(Washington) Le secrétaire américain à la Justice a suggéré aux procureurs fédéraux d’utiliser une loi réprimant les actes de sédition pour poursuivre les manifestants qui commettent des violences, rapportent mercredi plusieurs médias.

Agence France-Presse

Bill Barr, l’un des piliers du gouvernement de Donald Trump, a envisagé cette option lors d’un échange téléphonique la semaine dernière avec les procureurs fédéraux du pays, selon des sources anonymes citées par le Wall Street Journal, CNN et NBC.

Les États-Unis connaissent depuis la mort de George Floyd, un quadragénaire noir étouffé par un policier blanc le 25 mai, la plus grande mobilisation antiraciste depuis le mouvement des droits civiques des années 1960.  

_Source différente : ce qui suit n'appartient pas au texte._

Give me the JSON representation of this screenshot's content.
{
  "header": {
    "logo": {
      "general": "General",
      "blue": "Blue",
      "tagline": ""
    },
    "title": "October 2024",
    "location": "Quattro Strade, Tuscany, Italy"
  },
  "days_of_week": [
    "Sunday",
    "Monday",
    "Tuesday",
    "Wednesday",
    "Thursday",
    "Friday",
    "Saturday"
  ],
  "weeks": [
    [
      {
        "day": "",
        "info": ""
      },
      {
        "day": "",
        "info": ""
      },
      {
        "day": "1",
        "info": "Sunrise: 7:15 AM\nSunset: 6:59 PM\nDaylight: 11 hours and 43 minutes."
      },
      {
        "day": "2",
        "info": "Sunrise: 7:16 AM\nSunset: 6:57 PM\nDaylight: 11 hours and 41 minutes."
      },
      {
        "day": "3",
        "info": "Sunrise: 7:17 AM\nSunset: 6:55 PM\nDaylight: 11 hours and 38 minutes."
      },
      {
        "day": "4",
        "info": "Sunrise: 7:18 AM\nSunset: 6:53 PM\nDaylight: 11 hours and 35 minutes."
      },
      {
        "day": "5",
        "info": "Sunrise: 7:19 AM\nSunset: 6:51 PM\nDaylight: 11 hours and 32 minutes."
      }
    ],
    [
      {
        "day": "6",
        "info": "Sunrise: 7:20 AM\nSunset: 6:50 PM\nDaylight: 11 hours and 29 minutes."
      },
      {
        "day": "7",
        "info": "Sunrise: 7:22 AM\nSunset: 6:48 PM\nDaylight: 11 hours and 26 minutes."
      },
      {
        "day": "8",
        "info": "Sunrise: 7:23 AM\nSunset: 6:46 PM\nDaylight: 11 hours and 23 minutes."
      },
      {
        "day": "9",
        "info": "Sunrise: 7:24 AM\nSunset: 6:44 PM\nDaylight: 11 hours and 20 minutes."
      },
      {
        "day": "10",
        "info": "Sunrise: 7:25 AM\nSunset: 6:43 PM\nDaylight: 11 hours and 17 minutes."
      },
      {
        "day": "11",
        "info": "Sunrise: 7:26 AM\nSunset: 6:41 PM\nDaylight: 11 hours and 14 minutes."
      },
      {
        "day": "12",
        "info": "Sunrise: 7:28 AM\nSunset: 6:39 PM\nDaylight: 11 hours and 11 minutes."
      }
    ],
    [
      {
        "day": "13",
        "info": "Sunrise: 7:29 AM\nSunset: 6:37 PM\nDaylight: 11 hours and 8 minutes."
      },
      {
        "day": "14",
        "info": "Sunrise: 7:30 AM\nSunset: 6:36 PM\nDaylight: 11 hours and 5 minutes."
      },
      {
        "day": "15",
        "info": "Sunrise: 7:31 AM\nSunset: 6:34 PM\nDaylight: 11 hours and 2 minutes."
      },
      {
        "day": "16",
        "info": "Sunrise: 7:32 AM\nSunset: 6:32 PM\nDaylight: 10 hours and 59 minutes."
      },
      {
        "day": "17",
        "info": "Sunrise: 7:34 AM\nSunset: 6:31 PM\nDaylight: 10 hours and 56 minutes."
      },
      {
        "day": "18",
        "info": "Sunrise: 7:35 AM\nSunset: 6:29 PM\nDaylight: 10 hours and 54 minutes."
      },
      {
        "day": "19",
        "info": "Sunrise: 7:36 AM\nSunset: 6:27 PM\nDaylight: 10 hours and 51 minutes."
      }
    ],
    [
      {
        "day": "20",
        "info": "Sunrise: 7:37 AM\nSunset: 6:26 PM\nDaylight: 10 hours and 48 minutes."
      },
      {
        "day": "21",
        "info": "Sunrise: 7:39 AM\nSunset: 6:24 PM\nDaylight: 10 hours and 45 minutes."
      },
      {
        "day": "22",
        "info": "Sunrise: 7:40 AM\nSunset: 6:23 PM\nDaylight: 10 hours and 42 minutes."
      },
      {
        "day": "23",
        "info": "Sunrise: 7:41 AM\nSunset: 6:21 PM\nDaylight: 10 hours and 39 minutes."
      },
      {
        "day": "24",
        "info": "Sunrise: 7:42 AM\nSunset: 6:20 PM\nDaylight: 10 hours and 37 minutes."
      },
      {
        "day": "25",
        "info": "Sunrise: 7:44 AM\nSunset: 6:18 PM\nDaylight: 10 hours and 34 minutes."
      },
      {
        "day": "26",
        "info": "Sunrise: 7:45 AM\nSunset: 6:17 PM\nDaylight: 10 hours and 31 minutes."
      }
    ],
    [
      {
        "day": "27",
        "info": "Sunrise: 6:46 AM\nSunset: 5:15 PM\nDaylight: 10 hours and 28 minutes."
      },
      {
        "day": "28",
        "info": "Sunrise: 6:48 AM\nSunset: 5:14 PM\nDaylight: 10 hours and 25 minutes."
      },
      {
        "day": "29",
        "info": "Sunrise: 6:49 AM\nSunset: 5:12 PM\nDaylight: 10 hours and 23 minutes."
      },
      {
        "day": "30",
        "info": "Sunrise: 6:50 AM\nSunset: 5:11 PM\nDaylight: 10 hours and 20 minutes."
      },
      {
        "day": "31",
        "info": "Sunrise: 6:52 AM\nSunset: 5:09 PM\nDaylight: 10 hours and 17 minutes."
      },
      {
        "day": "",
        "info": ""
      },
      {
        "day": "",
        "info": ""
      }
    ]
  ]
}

Les cortèges ont parfois été émaillés de violences et de heurts avec les forces de l’ordre, et Donald Trump, en lice pour sa réélection, en a fait l’un de ses principaux thèmes de campagne.  

Accusant les autorités locales démocrates de laxisme, le président républicain promet, s’il gagne le scrutin du 3 novembre, de ramener « la loi et l’ordre » dans le pays.

Dans son sillage, Bill Barr prône depuis des semaines une réponse forte du gouvernement fédéral, bien que la plupart des crimes et délits relèvent de la justice des 50 États.  

PHOTO SAUL LOEB, ARCHIVES AGENCE FRANCE-PRESSE

Bill Barr

Quelque 300 personnes ont déjà été arrêtées et inculpées par la justice fédérale, notamment pour incendie volontaire sur des bâtiments fédéraux ou agression d’agents fédéraux, a assuré la semaine dernière sa porte-parole Kerri Kupec.

Mais le secrétaire à la Justice souhaite aller plus loin et a demandé aux procureurs fédéraux d’envisager des poursuites en vertu d’une loi rarement utilisée qui punit les actes de rébellion contre le gouvernement.

Ce texte pourrait être difficile à appliquer dans un pays où la liberté d’expression est garantie par la Constitution. Les dernières poursuites pour « sédition », en 2012 contre une milice armée du Michigan, se sont conclues sur une relaxe.